ジムは高校時代からウィリアム・バロウズ、ジャック・ケルアック、アレン・ギンズバーグを愛読する文学少年だった。UCLAでの同級生、フランシス・F・コッポラは1979年のカンヌ国際映画祭でパルム・ドールを獲得した『地獄の黙示録』でドアーズの『ジ・エンド』を流している。
昨年の暮れ、「村上RADIO」で村上春樹さんは『ムーンライト・ドライブ』をオンエアした(12月20日)。春樹さんがドアーズを知ったのは67年。曲は『ライト・マイ・ファイア』。
「トランジスタラジオから初めて流れてきたときには、留保なしにとことんしびれた」そして「言葉を失ってしまうくらいかっこよかった」(『村上ソングズ』)
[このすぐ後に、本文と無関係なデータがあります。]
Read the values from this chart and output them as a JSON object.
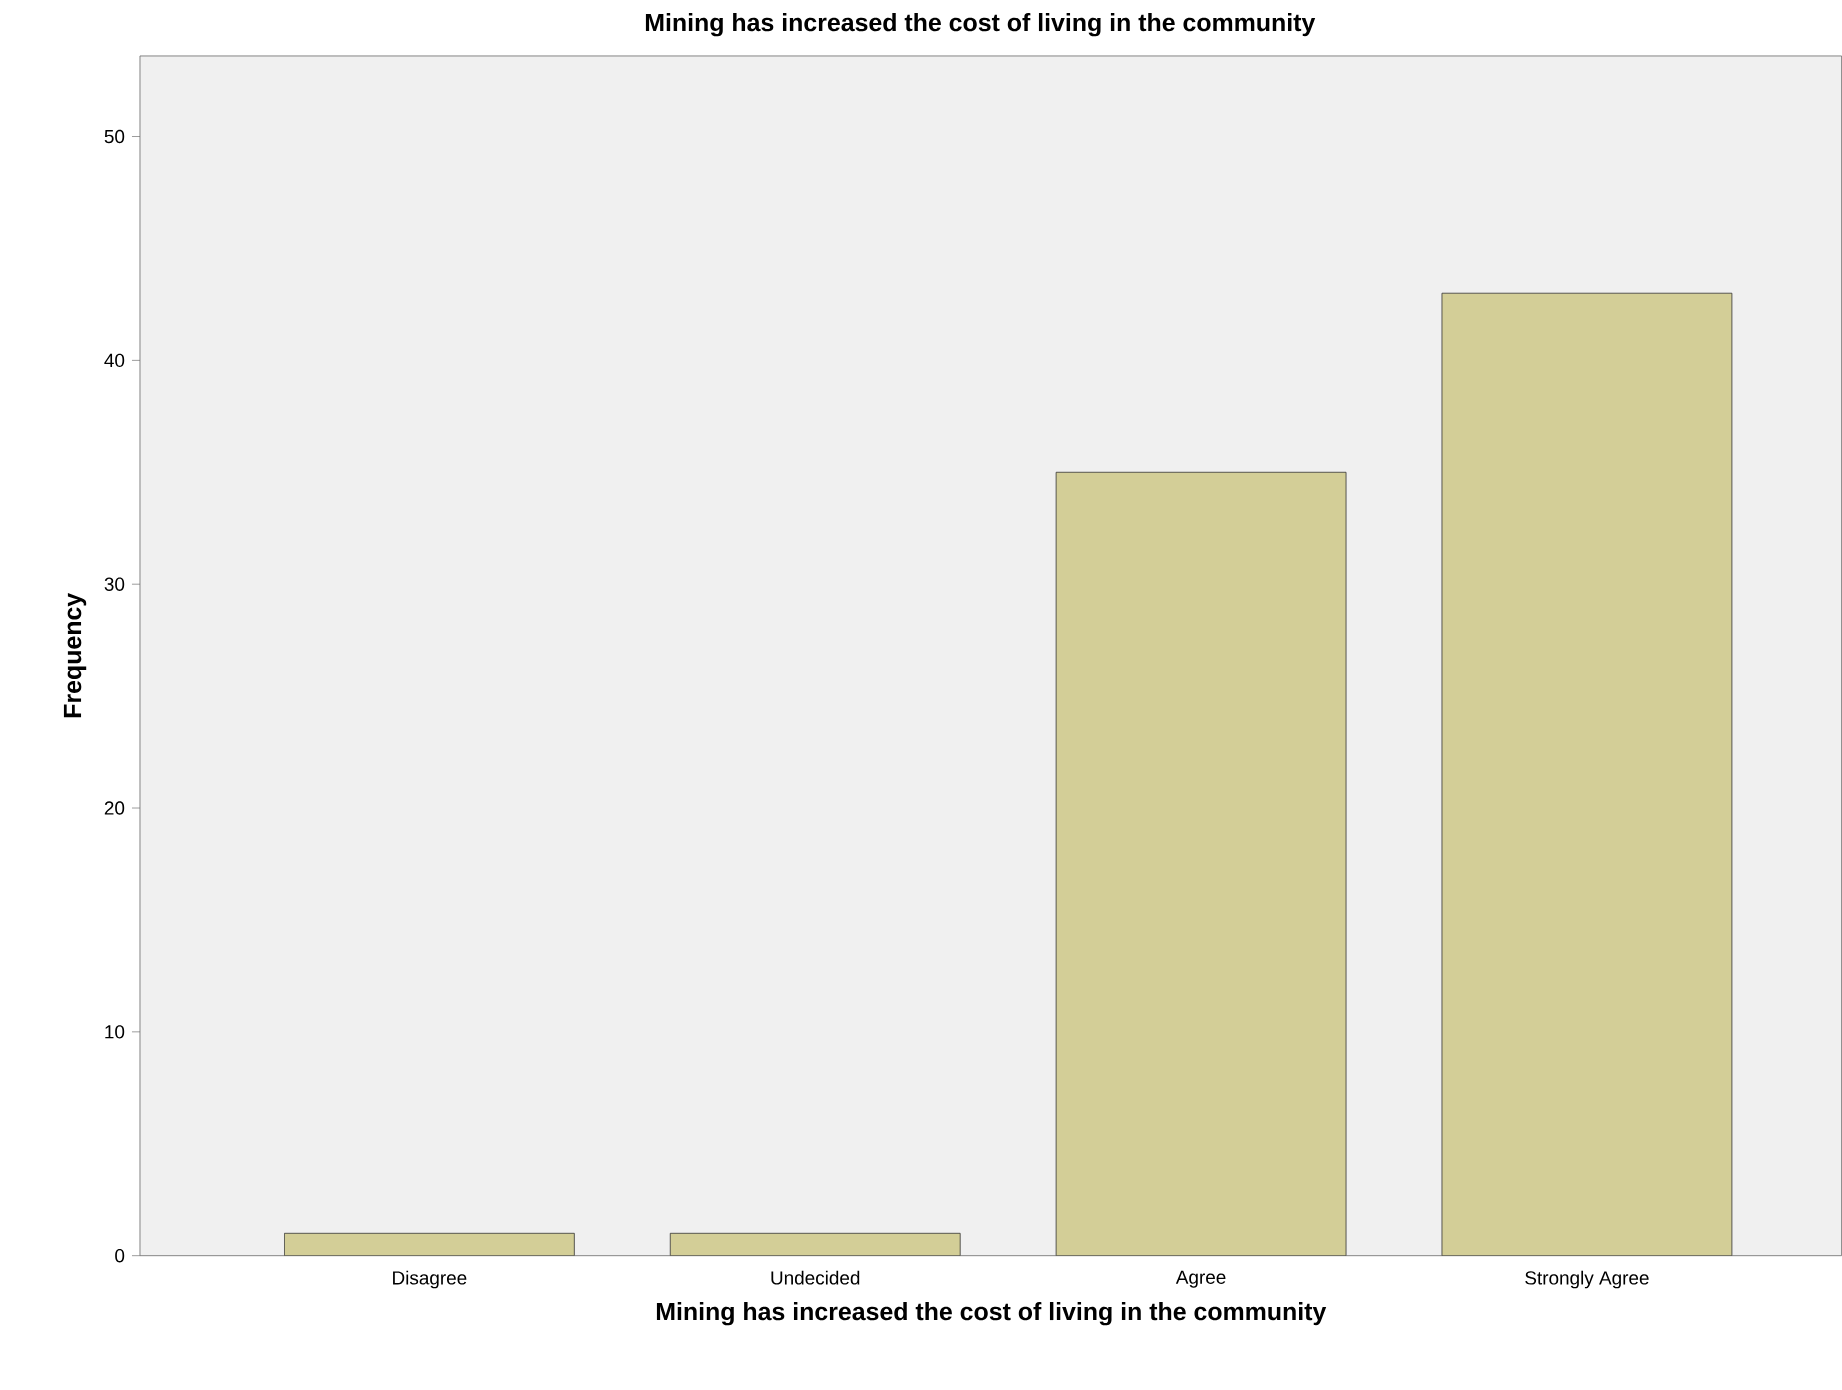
{
  "chart_data": {
    "type": "bar",
    "title": "Mining has increased the cost of living in the community",
    "xlabel": "Mining has increased the cost of living in the community",
    "ylabel": "Frequency",
    "categories": [
      "Disagree",
      "Undecided",
      "Agree",
      "Strongly Agree"
    ],
    "values": [
      1,
      1,
      35,
      43
    ],
    "color": "#d3ce97",
    "ylim": [
      0,
      53.6
    ],
    "yticks": [
      0,
      10,
      20,
      30,
      40,
      50
    ]
  }
}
「月まで泳いでいこう。/uh huh/潮を遡(さかのぼ)っていくんだ。/都市(まち)が身を隠して眠っている/夜を突き抜けよう。」
これは春樹さんが訳した『ムーンライト・ドライブ』冒頭の歌詞。
暇を持てあましたジム・モリソンがヴェニス・ビーチでごろごろしていたら、顔見知りのレイ・マンザレクがやってきた。ジムが『ムーンライト・ドライブ』を歌い出すと、レイが「そんなぶっとんだ歌詞は初めてだ。二人でバンドを作って大儲けしよう」と言った。そんな会話からドアーズが生まれたと番組でエピソードを教えてくれた。「歴史というのはこのように暇人たちによって何気なくあっさり作られていくのかもしれませんね」
ちなみにレイもUCLAの友達だった。
オフビートにスライドギターがなんとも気怠(けだる)い『ムーンライト・ドライブ』。この作品がドアーズのカラーを決定づけたとも言われるが、村上龍さんもこの曲を訳している。